Vengo al secondo punto. La crisi di rappresentanza. Va detto che la tesi di leghisti e Fratelli d’Italia (Forza Italia è più prudente) secondo cui bisogna dare «la voce al popolo» perché i sondaggi la danno vincente, è solo una «normale» tesi di comodo dell’opposizione. Si finge che le intenzioni di voto espresse nei sondaggi e i voti veri siano la stessa cosa. Non è così. Spesso il sondaggio dice una cosa e le elezioni una cosa diversa. Non perché i sondaggi non siano fatti bene ma perché le persone, con frequenza, cambiano idea.
La crisi di rappresentanza consiste in altro. Consiste nel fatto che al momento c’è un governo sostenuto da una maggioranza parlamentare nella quale il primo partito (non alla luce di sondaggi ma di elezioni vere, europee e regionali) si sta elettoralmente liquefacendo. Eppure le politiche di quel governo continuano, e continueranno per tutta la legislatura, ad essere decise soprattutto dai Cinque Stelle. L’idea che circola secondo cui il Pd si sarebbe rafforzato anche a Roma in virtù dei risultati regionali (in Calabria ha perso la presidenza ma è comunque il primo partito) è valida solo fino a un certo punto. L’azione di governo, di qualunque governo, è (ovviamente: ma pare che per molti non sia così ovvio) condizionata soprattutto dal socio di maggioranza. Nel nostro caso, ora come prima, i Cinque Stelle. Nel frattempo però la loro politica è stata sconfessata.

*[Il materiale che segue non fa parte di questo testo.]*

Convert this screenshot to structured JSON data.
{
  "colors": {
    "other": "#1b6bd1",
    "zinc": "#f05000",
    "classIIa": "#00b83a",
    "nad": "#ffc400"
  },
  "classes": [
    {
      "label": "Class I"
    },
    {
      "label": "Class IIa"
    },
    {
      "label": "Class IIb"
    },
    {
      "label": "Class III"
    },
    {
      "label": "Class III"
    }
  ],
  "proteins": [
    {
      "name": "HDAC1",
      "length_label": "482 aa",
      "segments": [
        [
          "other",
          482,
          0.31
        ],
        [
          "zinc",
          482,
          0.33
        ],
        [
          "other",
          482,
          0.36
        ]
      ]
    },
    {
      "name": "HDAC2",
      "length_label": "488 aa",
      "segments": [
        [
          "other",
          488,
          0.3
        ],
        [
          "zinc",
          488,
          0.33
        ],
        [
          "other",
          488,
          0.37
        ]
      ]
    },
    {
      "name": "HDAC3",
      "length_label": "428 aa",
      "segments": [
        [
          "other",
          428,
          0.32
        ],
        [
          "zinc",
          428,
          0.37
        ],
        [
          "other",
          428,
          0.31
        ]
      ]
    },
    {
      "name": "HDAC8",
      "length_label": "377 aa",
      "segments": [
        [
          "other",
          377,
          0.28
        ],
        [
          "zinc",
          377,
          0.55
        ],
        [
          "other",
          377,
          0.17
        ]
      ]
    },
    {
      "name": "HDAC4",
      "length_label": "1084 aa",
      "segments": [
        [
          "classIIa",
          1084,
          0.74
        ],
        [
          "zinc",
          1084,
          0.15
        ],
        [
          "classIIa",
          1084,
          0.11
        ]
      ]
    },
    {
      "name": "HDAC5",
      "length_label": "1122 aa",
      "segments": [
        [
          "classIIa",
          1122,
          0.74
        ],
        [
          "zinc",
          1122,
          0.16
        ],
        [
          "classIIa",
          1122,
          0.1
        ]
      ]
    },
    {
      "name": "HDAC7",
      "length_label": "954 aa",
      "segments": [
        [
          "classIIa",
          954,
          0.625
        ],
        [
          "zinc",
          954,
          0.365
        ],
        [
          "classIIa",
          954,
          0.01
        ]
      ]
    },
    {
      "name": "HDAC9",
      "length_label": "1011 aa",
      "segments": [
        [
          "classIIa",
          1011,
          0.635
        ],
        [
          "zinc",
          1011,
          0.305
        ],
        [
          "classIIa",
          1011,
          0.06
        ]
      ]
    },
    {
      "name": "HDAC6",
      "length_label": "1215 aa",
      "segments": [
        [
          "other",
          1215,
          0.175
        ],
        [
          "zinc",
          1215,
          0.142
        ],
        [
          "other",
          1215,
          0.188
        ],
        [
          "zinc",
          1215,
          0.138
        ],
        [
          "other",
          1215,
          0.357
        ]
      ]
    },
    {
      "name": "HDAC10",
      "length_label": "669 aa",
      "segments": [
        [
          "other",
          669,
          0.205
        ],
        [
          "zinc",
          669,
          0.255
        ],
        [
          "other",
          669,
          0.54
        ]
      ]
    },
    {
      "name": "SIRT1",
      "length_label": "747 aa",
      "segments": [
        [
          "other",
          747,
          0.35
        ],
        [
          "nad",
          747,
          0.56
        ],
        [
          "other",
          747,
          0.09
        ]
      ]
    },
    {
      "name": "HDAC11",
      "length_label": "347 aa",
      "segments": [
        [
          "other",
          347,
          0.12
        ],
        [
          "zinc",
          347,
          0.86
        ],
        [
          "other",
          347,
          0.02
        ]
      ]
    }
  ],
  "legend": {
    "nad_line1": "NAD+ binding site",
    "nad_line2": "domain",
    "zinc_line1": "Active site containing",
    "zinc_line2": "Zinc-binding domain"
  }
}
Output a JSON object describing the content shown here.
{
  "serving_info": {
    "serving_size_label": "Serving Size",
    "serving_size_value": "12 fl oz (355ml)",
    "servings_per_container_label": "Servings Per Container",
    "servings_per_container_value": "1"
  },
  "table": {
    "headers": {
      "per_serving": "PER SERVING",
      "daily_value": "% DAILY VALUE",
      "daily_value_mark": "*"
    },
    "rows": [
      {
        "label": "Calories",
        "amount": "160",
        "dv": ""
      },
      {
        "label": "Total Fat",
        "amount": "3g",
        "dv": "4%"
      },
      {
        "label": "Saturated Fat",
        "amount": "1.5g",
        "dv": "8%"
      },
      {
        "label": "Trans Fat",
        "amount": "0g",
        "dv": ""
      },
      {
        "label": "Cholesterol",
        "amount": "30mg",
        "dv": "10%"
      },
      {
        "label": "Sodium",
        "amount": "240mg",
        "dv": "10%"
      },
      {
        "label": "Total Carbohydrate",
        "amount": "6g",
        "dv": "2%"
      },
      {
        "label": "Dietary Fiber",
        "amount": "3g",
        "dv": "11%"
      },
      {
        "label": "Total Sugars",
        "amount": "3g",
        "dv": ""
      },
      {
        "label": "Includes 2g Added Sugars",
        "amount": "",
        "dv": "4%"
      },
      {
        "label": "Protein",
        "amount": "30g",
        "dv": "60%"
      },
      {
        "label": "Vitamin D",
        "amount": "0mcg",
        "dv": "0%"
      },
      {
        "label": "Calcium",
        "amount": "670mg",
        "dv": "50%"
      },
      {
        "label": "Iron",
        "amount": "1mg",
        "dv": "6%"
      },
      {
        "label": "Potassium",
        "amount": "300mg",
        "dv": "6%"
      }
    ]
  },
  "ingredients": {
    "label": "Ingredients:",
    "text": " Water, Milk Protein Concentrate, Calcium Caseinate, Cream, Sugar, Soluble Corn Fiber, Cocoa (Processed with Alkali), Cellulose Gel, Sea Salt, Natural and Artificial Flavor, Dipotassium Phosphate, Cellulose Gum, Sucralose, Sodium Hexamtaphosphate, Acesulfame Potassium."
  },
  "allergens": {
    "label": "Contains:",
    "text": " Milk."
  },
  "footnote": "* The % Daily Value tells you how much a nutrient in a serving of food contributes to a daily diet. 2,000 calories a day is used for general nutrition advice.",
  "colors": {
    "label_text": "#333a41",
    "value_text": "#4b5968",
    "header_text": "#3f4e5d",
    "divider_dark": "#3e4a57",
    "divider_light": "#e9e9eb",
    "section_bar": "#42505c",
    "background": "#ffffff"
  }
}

Ad esempio, il risultato calabrese dice tutto ciò che c’è da dire sul giudizio degli italiani sul reddito di cittadinanza. Ma prendiamo anche il caso della legge sulla prescrizione. Probabilmente, la schiacciante maggioranza dei parlamentari democratici non condivide la legge voluta dal guardasigilli e dal suo partito, la ritiene pessima. Ma ciò nonostante i rapporti di forza continuano a pendere, e continueranno a pendere, a favore dei grillini.
Una forbice così forte fra gli orientamenti di un Paese che ha voltato le spalle ai Cinque Stelle e un governo che ne è espressione potrebbe alla lunga logorare anche il Pd. È uscito bene dalle regionali, certamente, ma è pur sempre coinvolto in un governo con un partner di maggioranza che non incontra più i favori degli elettori. Naturalmente, il rospo potrebbe diventare un principe, i Cinque Stelle potrebbero dichiarare la resa incondizionata, trasformarsi, nonostante la maggioranza numerica, in una «costola di sinistra» del Pd, prona ai suoi voleri. In politica qualunque metamorfosi, anche la più bizzarra, è possibile. Ma non significa che sia anche probabile.